La Inmaculada y nosotros



A decir verdad el Dogma de la Inmaculada Concepción de María –también el de la Asunción– es algo singular. A primera vista, con su proclamación hace más de siglo y medio el papa Pío IX no  venía poner de manifiesto una verdad de fe en peligro, como suelen hacer los dogmas. Precisamente por esto muchos lo consideraron como un exceso. Otros lo hicieron –y lo hacen hoy– afincados en una “falta de pruebas”. No falta quién dice que este dogma no le dice nada. Pero ¿hace falta que se ponga en peligro una verdad de fe para proclmar un dogma? ¿No hay otras "necesidades" que lo reclaman? ¿Nos puede decir algo el Dogma de la Inmaculdad concepción sobre nosotros mismos?

Con el correr de los siglos y, a partir, de los datos de la Tradición y de la Escritura se ha ido poniendo de manifiesto para la Iglesia cada vez más claramente que María tenía una santidad única y unos dones peculiares que sólo compartía con su Hijo. Esta santidad única aparece en los evangelios apócrifos y en la mayoría de Padres de la Iglesia. Ciertamente algunos de ellos  hablaron de “defectos” de María y no acertaban a conciliar el camino de la fe de María no exento de dificultades, con una santidad plena. Ser santo, ciertamente, no implica saberlo todo y no ahorra el arduo trabajo de la fe.

En cuanto al contenido de este dogma dos tradiciones se entrecruzan y hoy las podemos nosotros complementar: la oriental y la occidental. Para los cristianos orientales María es la “Toda Santa” o “Santísima”, la mujer totalmente poseída por el Todo Santo, el Espíritu, y así la celebran ya desde el siglo VII con gran exuberancia. Podríamos decir que este es el “aspecto positivo”: en María se da santidad perfecta desde el origen.  En la Iglesia occidental, que celebra la Inmaculada con carácter general desde el siglo XV –aunque la fiesta se remonta al X–, la santidad de María será mirada en negativo desde la óptica más realista del pecado. Ella no tuvo pecado y, por lo tanto, tampoco pecado original.

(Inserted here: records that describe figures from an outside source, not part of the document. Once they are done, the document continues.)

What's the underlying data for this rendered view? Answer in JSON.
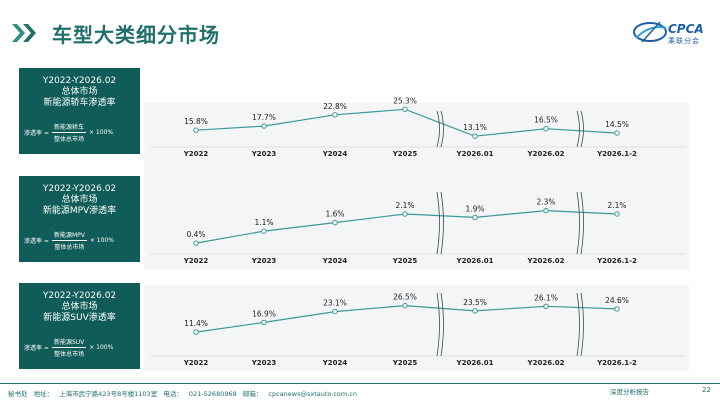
{
  "header": {
    "title": "车型大类细分市场",
    "logo_text": "CPCA",
    "logo_sub": "乘联分会"
  },
  "panels": [
    {
      "title_lines": [
        "Y2022-Y2026.02",
        "总体市场",
        "新能源轿车渗透率"
      ],
      "formula": {
        "lhs": "渗透率 =",
        "numerator": "新能源轿车",
        "denominator": "整体总市场",
        "rhs": "× 100%"
      }
    },
    {
      "title_lines": [
        "Y2022-Y2026.02",
        "总体市场",
        "新能源MPV渗透率"
      ],
      "formula": {
        "lhs": "渗透率 =",
        "numerator": "新能源MPV",
        "denominator": "整体总市场",
        "rhs": "× 100%"
      }
    },
    {
      "title_lines": [
        "Y2022-Y2026.02",
        "总体市场",
        "新能源SUV渗透率"
      ],
      "formula": {
        "lhs": "渗透率 =",
        "numerator": "新能源SUV",
        "denominator": "整体总市场",
        "rhs": "× 100%"
      }
    }
  ],
  "chart_data": [
    {
      "type": "line",
      "categories": [
        "Y2022",
        "Y2023",
        "Y2024",
        "Y2025",
        "Y2026.01",
        "Y2026.02",
        "Y2026.1-2"
      ],
      "values": [
        15.8,
        17.7,
        22.8,
        25.3,
        13.1,
        16.5,
        14.5
      ],
      "labels": [
        "15.8%",
        "17.7%",
        "22.8%",
        "25.3%",
        "13.1%",
        "16.5%",
        "14.5%"
      ],
      "ylim": [
        0,
        50
      ]
    },
    {
      "type": "line",
      "categories": [
        "Y2022",
        "Y2023",
        "Y2024",
        "Y2025",
        "Y2026.01",
        "Y2026.02",
        "Y2026.1-2"
      ],
      "values": [
        0.4,
        1.1,
        1.6,
        2.1,
        1.9,
        2.3,
        2.1
      ],
      "labels": [
        "0.4%",
        "1.1%",
        "1.6%",
        "2.1%",
        "1.9%",
        "2.3%",
        "2.1%"
      ],
      "ylim": [
        0,
        3.5
      ]
    },
    {
      "type": "line",
      "categories": [
        "Y2022",
        "Y2023",
        "Y2024",
        "Y2025",
        "Y2026.01",
        "Y2026.02",
        "Y2026.1-2"
      ],
      "values": [
        11.4,
        16.9,
        23.1,
        26.5,
        23.5,
        26.1,
        24.6
      ],
      "labels": [
        "11.4%",
        "16.9%",
        "23.1%",
        "26.5%",
        "23.5%",
        "26.1%",
        "24.6%"
      ],
      "ylim": [
        0,
        40
      ]
    }
  ],
  "colors": {
    "brand": "#1f6f6a",
    "panel": "#0f5c58",
    "line": "#3a9a98",
    "marker_fill": "#ffffff"
  },
  "footer": {
    "label1": "秘书处",
    "label2": "地址：",
    "address": "上海市武宁路423号8号楼1103室",
    "phone_label": "电话：",
    "phone": "021-52680968",
    "email_label": "邮箱：",
    "email": "cpcanews@sxtauto.com.cn",
    "report": "深度分析报告",
    "page": "22"
  }
}
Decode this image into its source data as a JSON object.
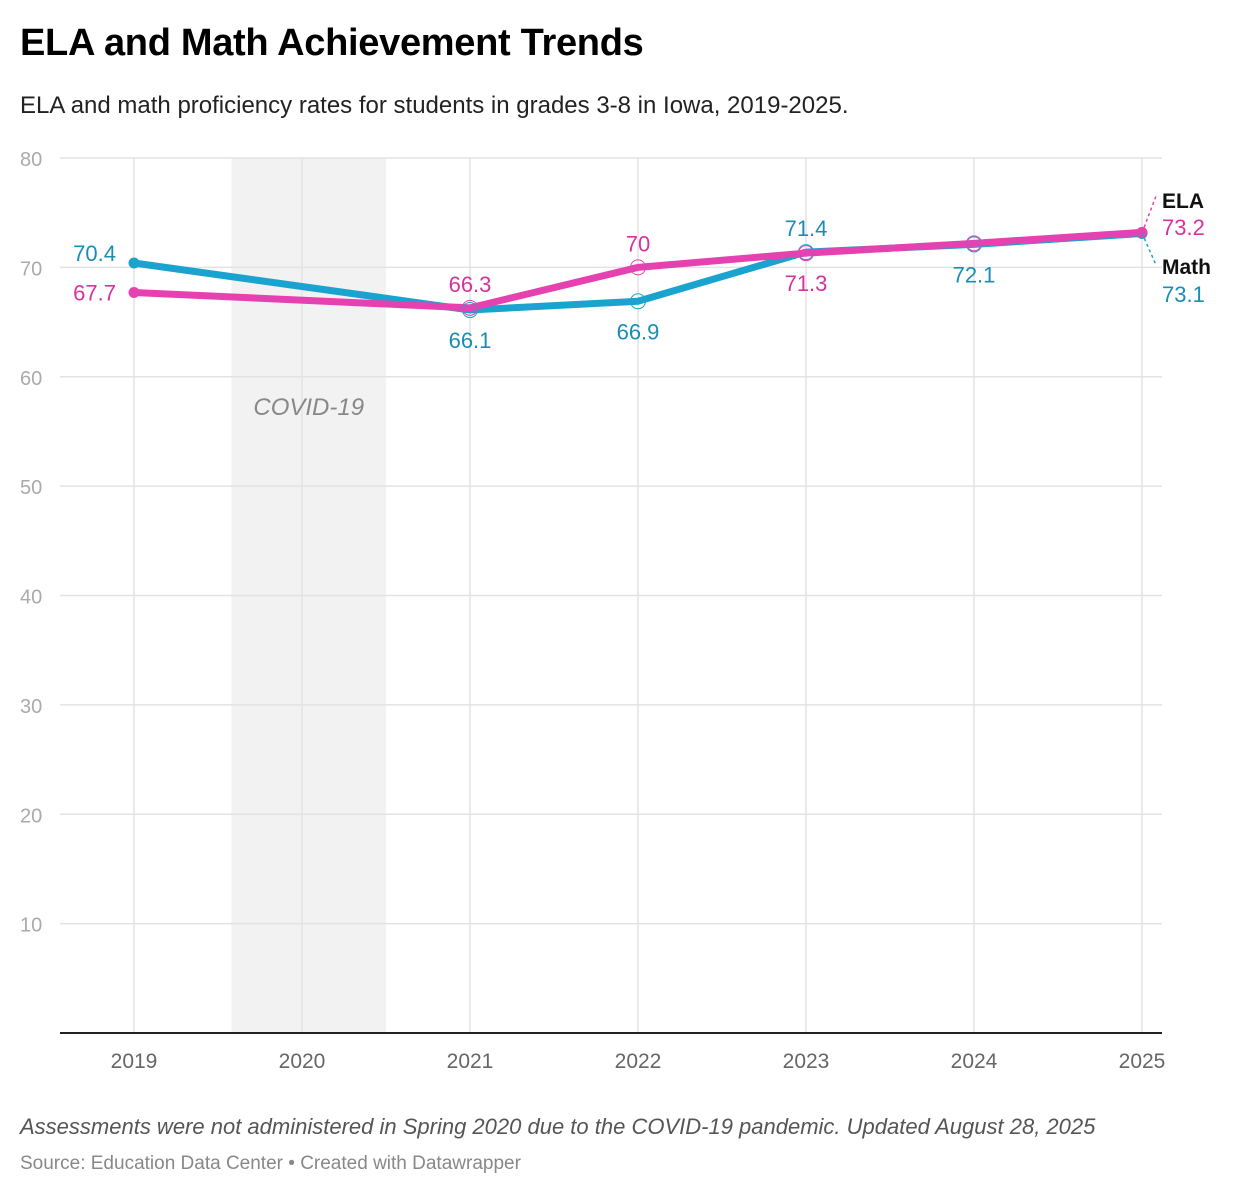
{
  "title": "ELA and Math Achievement Trends",
  "subtitle": "ELA and math proficiency rates for students in grades 3-8 in Iowa, 2019-2025.",
  "note": "Assessments were not administered in Spring 2020 due to the COVID-19 pandemic. Updated August 28, 2025",
  "source": "Source: Education Data Center • Created with Datawrapper",
  "chart_data": {
    "type": "line",
    "title": "ELA and Math Achievement Trends",
    "xlabel": "",
    "ylabel": "",
    "x": [
      2019,
      2020,
      2021,
      2022,
      2023,
      2024,
      2025
    ],
    "x_tick_labels": [
      "2019",
      "2020",
      "2021",
      "2022",
      "2023",
      "2024",
      "2025"
    ],
    "ylim": [
      0,
      80
    ],
    "y_ticks": [
      10,
      20,
      30,
      40,
      50,
      60,
      70,
      80
    ],
    "y_tick_labels": [
      "10",
      "20",
      "30",
      "40",
      "50",
      "60",
      "70",
      "80"
    ],
    "grid": true,
    "annotation": {
      "label": "COVID-19",
      "x_range": [
        2019.58,
        2020.5
      ]
    },
    "series": [
      {
        "name": "Math",
        "color": "#1ba3d0",
        "label_color": "#1a8db5",
        "points": [
          {
            "x": 2019,
            "y": 70.4,
            "label": "70.4",
            "pos": "left"
          },
          {
            "x": 2021,
            "y": 66.1,
            "label": "66.1",
            "pos": "below"
          },
          {
            "x": 2022,
            "y": 66.9,
            "label": "66.9",
            "pos": "below"
          },
          {
            "x": 2023,
            "y": 71.4,
            "label": "71.4",
            "pos": "above"
          },
          {
            "x": 2024,
            "y": 72.1,
            "label": "72.1",
            "pos": "below"
          },
          {
            "x": 2025,
            "y": 73.1,
            "label": "73.1",
            "pos": "end"
          }
        ]
      },
      {
        "name": "ELA",
        "color": "#e541b0",
        "label_color": "#d6339f",
        "points": [
          {
            "x": 2019,
            "y": 67.7,
            "label": "67.7",
            "pos": "left"
          },
          {
            "x": 2021,
            "y": 66.3,
            "label": "66.3",
            "pos": "above"
          },
          {
            "x": 2022,
            "y": 70,
            "label": "70",
            "pos": "above"
          },
          {
            "x": 2023,
            "y": 71.3,
            "label": "71.3",
            "pos": "below"
          },
          {
            "x": 2024,
            "y": 72.2,
            "label": null,
            "pos": "none"
          },
          {
            "x": 2025,
            "y": 73.2,
            "label": "73.2",
            "pos": "end"
          }
        ]
      }
    ]
  }
}
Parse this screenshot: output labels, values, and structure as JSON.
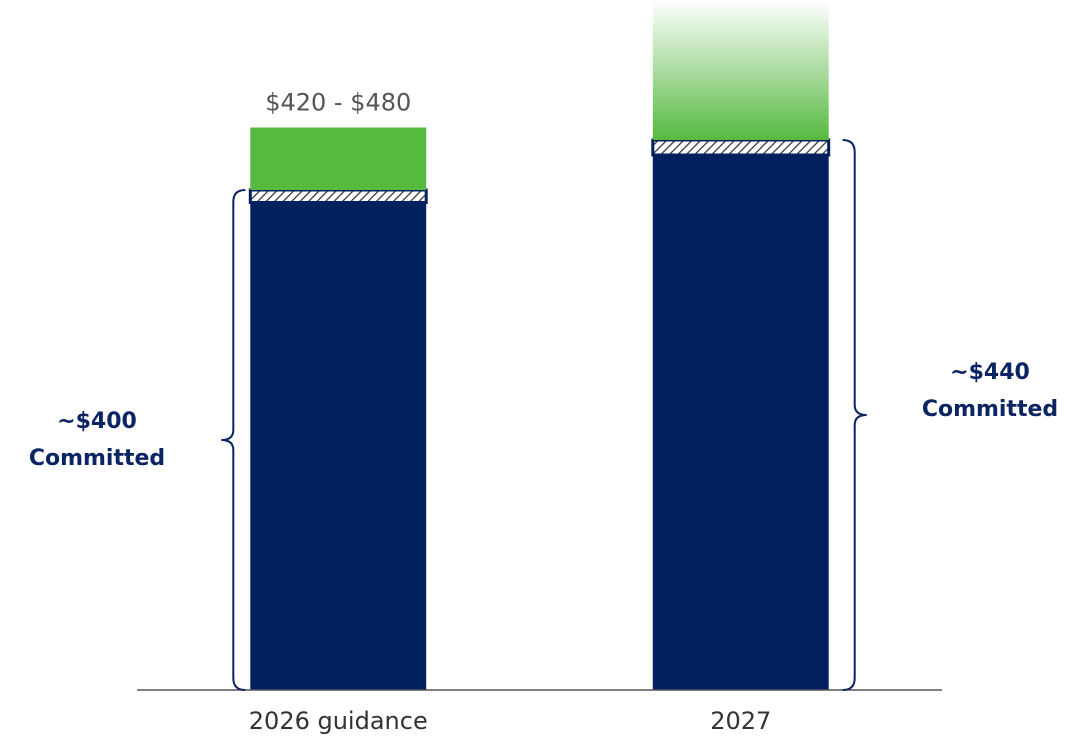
{
  "chart_data": {
    "type": "stacked-bar",
    "categories": [
      "2026 guidance",
      "2027"
    ],
    "series": [
      {
        "color": "#002060",
        "values": [
          390,
          428
        ]
      },
      {
        "color": "#002060",
        "pattern": "hatch",
        "values": [
          10,
          12
        ]
      },
      {
        "color": "#56b940",
        "fade": [
          false,
          true
        ],
        "values": [
          50,
          112
        ]
      }
    ],
    "ylim": [
      0,
      552
    ],
    "annotations": [
      {
        "category": 0,
        "text": "$420 - $480"
      }
    ],
    "brackets": [
      {
        "category": 0,
        "side": "left",
        "lines": [
          "~$400",
          "Committed"
        ]
      },
      {
        "category": 1,
        "side": "right",
        "lines": [
          "~$440",
          "Committed"
        ]
      }
    ]
  }
}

Detalle de la capa de Juan de Orense (parroquia)
Es cierto, que diversos problemas (la ciencia biológica del momento, la concepción de la trasmisión del pecado original que entonces se tenía, disputas de escuela, etc.) y no menos la necesidad de salvar que Jesucristo era redentor de todos (también de María) generaron en la Edad Media una enorme discusión en torno a la Inmaculada concepción en el ámbito occidental. Parecía como si fuese demasiado hermoso eso de que María no fue sólo santa, sino santificada y llena de gracia desde el primer instante de su ser… y, sin embargo, la fe del pueblo y de las gentes sencillas tomaron esta verdad como un símbolo. ¿No sería que nos pertrechaba para los tiempos duros que la Iglesia y la humanidad iban a sufrir en los siglos XIX y XX?
Gran parte de las crisis, luchas y conflictos que han poblado este periodo de tiempo vienen dados por una doble y errónea concepción del ser humano. Junto a un espíritu ideológico de exaltación de todo lo humano también ha crecido el pesimismo sobre el hombre mismo. Las distintas ideologías han dado de sí formas de vida en las que el hombre que parecía mostrarse como a la solución a sus propios problemas, se descubría al final como sólo y desamparado.

Frente a esta concepción tan equivocada del ser humano el Dogma de la Inmaculada concepción ha supuesto un descubrimiento de lo que el hombre -nostros- verdaderamente es: aquello que Dios quiere que sea el hombre, aquello a lo que Dios le ha llamado. 

La Inmaculada concepción nos recuerda, por una parte, la doctrina del pecado original. Pone delante de nuestros ojos la verdad del hombre que si bien no es culpable por naturaleza, dista mucho de una inocencia originaria, como en el mito del buen salvaje. Frente a un endiosamiento del hombre el dogma pone en evidencia que el ser humano viene al mundo envuelto en el mal moral que le penetra, le condiciona y mancha y del que por sí mismo no puede salir, sino es por la intervención salvadora de Jesucristo. Por otra parte, nos ayuda a comprender que Dios nos ha elegido a todos en Cristo para ser santos e irreprochables. No somos fruto del azar o de un experimento defectuoso y, por encima, del estado caído del hombre está la voluntad de Dios desde el principio de compartir con él su santidad. Antes de nuestro pecado existe ya la gracia de Dios, que por ello es más poderosa que el pecado mismo.

En María, la Inmaculada y Toda Santa, encontramos el proyecto que Dios tiene para cada uno de nosotros. Nos ha llamado y rescatado porque “Él nos eligió en la persona de Cristo, antes de crear el mundo, para que fuésemos santos e irreprochables ante él por el amor” (Ef. 1, 4). No parece, pues, que este dogma no tenga nada que ver con nosotros o que sea solamente un privilegio superfluo de María.